Superbatterio nel reparto Covid. L’ospedale: nessun aumento di mortalità

La dem Rozza chiede chiarimenti su un focolaio all’Asst Santi: "Tenere alta l’attenzione sulle infezioni"

La pandemia non annulla il problema storico delle infezioni nosocomiali resistenti

La pandemia non annulla il problema storico delle infezioni nosocomiali resistenti

Milano - È stato scoperto un intruso all’Asst dei Santi: un batterio sorvegliato speciale in almeno uno dei reparti in cui i malati lottano contro il coronavirus.

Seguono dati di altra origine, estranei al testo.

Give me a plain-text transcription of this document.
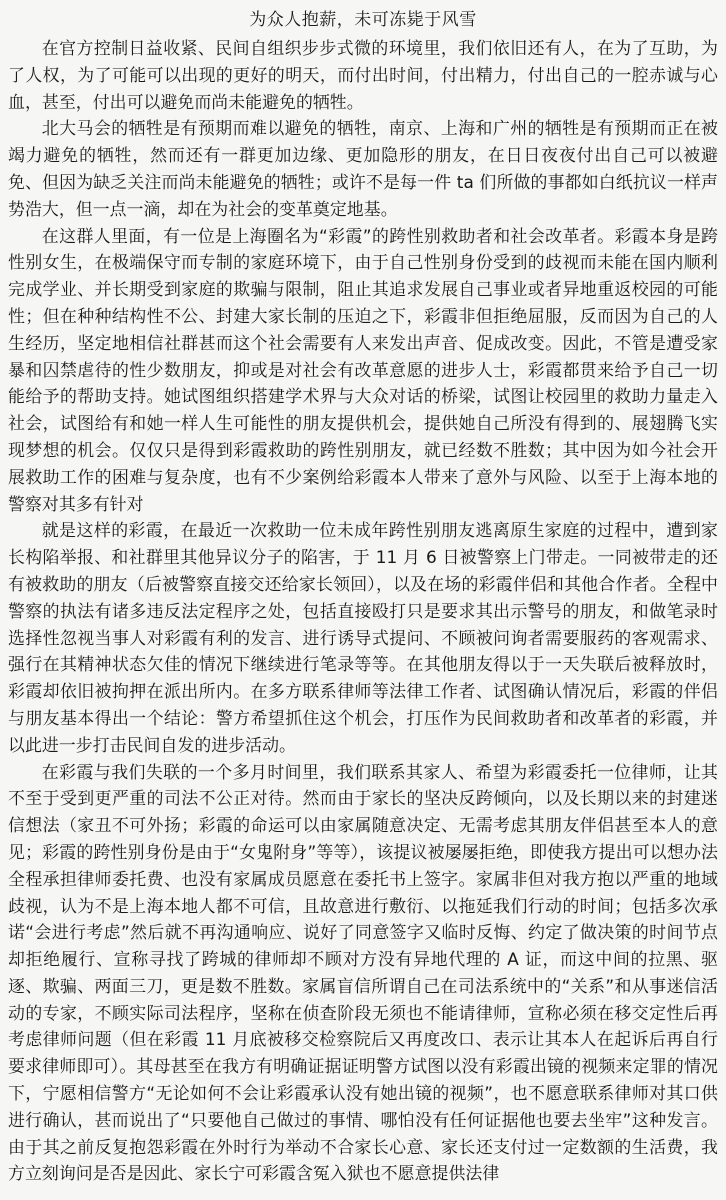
为众人抱薪，未可冻毙于风雪

在官方控制日益收紧、民间自组织步步式微的环境里，我们依旧还有人，在为了互助，为了人权，为了可能可以出现的更好的明天，而付出时间，付出精力，付出自己的一腔赤诚与心血，甚至，付出可以避免而尚未能避免的牺牲。

北大马会的牺牲是有预期而难以避免的牺牲，南京、上海和广州的牺牲是有预期而正在被竭力避免的牺牲，然而还有一群更加边缘、更加隐形的朋友，在日日夜夜付出自己可以被避免、但因为缺乏关注而尚未能避免的牺牲；或许不是每一件 ta 们所做的事都如白纸抗议一样声势浩大，但一点一滴，却在为社会的变革奠定地基。

在这群人里面，有一位是上海圈名为“彩霞”的跨性别救助者和社会改革者。彩霞本身是跨性别女生，在极端保守而专制的家庭环境下，由于自己性别身份受到的歧视而未能在国内顺利完成学业、并长期受到家庭的欺骗与限制，阻止其追求发展自己事业或者异地重返校园的可能性；但在种种结构性不公、封建大家长制的压迫之下，彩霞非但拒绝屈服，反而因为自己的人生经历，坚定地相信社群甚而这个社会需要有人来发出声音、促成改变。因此，不管是遭受家暴和囚禁虐待的性少数朋友，抑或是对社会有改革意愿的进步人士，彩霞都贯来给予自己一切能给予的帮助支持。她试图组织搭建学术界与大众对话的桥梁，试图让校园里的救助力量走入社会，试图给有和她一样人生可能性的朋友提供机会，提供她自己所没有得到的、展翅腾飞实现梦想的机会。仅仅只是得到彩霞救助的跨性别朋友，就已经数不胜数；其中因为如今社会开展救助工作的困难与复杂度，也有不少案例给彩霞本人带来了意外与风险、以至于上海本地的警察对其多有针对

就是这样的彩霞，在最近一次救助一位未成年跨性别朋友逃离原生家庭的过程中，遭到家长构陷举报、和社群里其他异议分子的陷害，于 11 月 6 日被警察上门带走。一同被带走的还有被救助的朋友（后被警察直接交还给家长领回），以及在场的彩霞伴侣和其他合作者。全程中警察的执法有诸多违反法定程序之处，包括直接殴打只是要求其出示警号的朋友，和做笔录时选择性忽视当事人对彩霞有利的发言、进行诱导式提问、不顾被问询者需要服药的客观需求、强行在其精神状态欠佳的情况下继续进行笔录等等。在其他朋友得以于一天失联后被释放时，彩霞却依旧被拘押在派出所内。在多方联系律师等法律工作者、试图确认情况后，彩霞的伴侣与朋友基本得出一个结论：警方希望抓住这个机会，打压作为民间救助者和改革者的彩霞，并以此进一步打击民间自发的进步活动。

在彩霞与我们失联的一个多月时间里，我们联系其家人、希望为彩霞委托一位律师，让其不至于受到更严重的司法不公正对待。然而由于家长的坚决反跨倾向，以及长期以来的封建迷信想法（家丑不可外扬；彩霞的命运可以由家属随意决定、无需考虑其朋友伴侣甚至本人的意见；彩霞的跨性别身份是由于“女鬼附身”等等），该提议被屡屡拒绝，即使我方提出可以想办法全程承担律师委托费、也没有家属成员愿意在委托书上签字。家属非但对我方抱以严重的地域歧视，认为不是上海本地人都不可信，且故意进行敷衍、以拖延我们行动的时间；包括多次承诺“会进行考虑”然后就不再沟通响应、说好了同意签字又临时反悔、约定了做决策的时间节点却拒绝履行、宣称寻找了跨城的律师却不顾对方没有异地代理的 A 证，而这中间的拉黑、驱逐、欺骗、两面三刀，更是数不胜数。家属盲信所谓自己在司法系统中的“关系”和从事迷信活动的专家，不顾实际司法程序，坚称在侦查阶段无须也不能请律师，宣称必须在移交定性后再考虑律师问题（但在彩霞 11 月底被移交检察院后又再度改口、表示让其本人在起诉后再自行要求律师即可）。其母甚至在我方有明确证据证明警方试图以没有彩霞出镜的视频来定罪的情况下，宁愿相信警方“无论如何不会让彩霞承认没有她出镜的视频”，也不愿意联系律师对其口供进行确认，甚而说出了“只要他自己做过的事情、哪怕没有任何证据他也要去坐牢”这种发言。由于其之前反复抱怨彩霞在外时行为举动不合家长心意、家长还支付过一定数额的生活费，我方立刻询问是否是因此、家长宁可彩霞含冤入狱也不愿意提供法律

E la consigliera regionale del Pd Carmela Rozza, con un’interrogazione a risposta scritta depositata venerdì al Pirellone, chiede "all’assessore competente" (Letizia Moratti, al Welfare) "chiarimenti in merito a un focolaio di Klebsiella New Delhi presso l’Asst Santi Paolo e Carlo di Milano". Alla consigliera erano arrivate segnalazioni circa "la presenza, da più di un mese, di tale particolare ceppo batterico in pazienti ricoverati", "in particolare" in un reparto "di Rianimazione Covid del San Carlo" e in uno "di Malattie infettive del San Paolo". Rozza chiede se le segnalazioni "corrispondano al vero", e di conoscere "il numero dei contagiati da questo ceppo iper-resistente e il numero dei pazienti deceduti positivi al patogeno nella variante New Delhi e contemporaneamente al virus Sars-CoV-2". 

"La superinfezione è stata contenuta e non abbiamo evidenza di un aumento della mortalità nei reparti interessati", assicurano dall’Asst dei Santi, contattata dal Giorno . "Le infezioni da batteri multiresistenti si riscontrano spesso nelle strutture ospedaliere - aggiungono dalla direzione dell’Asst, guidata da Matteo Stocco -. Il comitato per le infezioni ospedaliere ha da subito adottato tutte le misure per il contenimento dell’infezione seguendo le indicazioni presenti in letteratura relative alla gestione di casi analoghi". 

La consigliera, nell’interrogazione, spiega che a lei sono stati segnalati "una dozzina" di decessi di pazienti ma, da ex infermiera, sa quanto sia difficile definire l’impatto di un’infezione su un organismo già debilitato dal coronavirus. La sua attenzione infatti s’appunta sulle "procedure attivate dall’Asst per arginare questo contagio" e sulle "azioni messe in campo con le autorità sanitarie regionali e l’Istituto superiore di sanità per ridurre il rischio di diffusione del batterio all’interno e al di fuori" dei due ospedali; e chiede se si tratti "di un caso isolato, se è stato attivato un monitoraggio e se lo stesso batterio nella variante è stato rilevato in altre strutture ospedaliere". 

Perché la klebsiella pneumoniae nella versione NDM o “New Delhi” (fu isolata per la prima volta in Svezia nel 2008 in un paziente proveniente dalla metropoli indiana) è una sorvegliata speciale, tanto che l’Asst dei Santi, in base a riscontri che Il Giorno ha ottenuto, ha segnalato la sua comparsa nella rete di sorveglianza: sono ceppi di klebsiella in grado di sintetizzare un enzima che li rende resistenti anche agli antibiotici più potenti, come i carbapenemi. Nel 2019 la Toscana, dopo una diffusione preoccupante di batteri NDM nell’area nord-occidentale della regione, ha diffuso indicazioni per il contenimento e avviato un monitoraggio stretto. 

Del resto già cinque anni fa l’Onu ha inserito i batteri resistenti agli antibiotici tra le quattro "minacce fondamentali per la salute umana" accanto all’Aids, all’Ebola e ai big killer come il cancro e il diabete. E già prima della pandemia la consigliera Rozza aveva chiesto alla Regione i dati sulle infezioni ospedaliere: "Non per fare polemica, i batteri multiresistenti negli ospedali ci sono e lo sappiamo da tempo. Ma è un problema che va affrontato con azioni adeguate, tempestive e approfondite nel momento in cui si individua un ceppo pericoloso, ma anche di sistema". Perché il fenomeno è complesso, collegato all’abuso o al cattivo utilizzo degli antibiotici fuori dagli ospedali, a casa e negli allevamenti. "E a maggior ragione ora che ci troviamo ad affrontare un virus terribile - chiosa Rozza - dobbiamo tenere alta la guardia".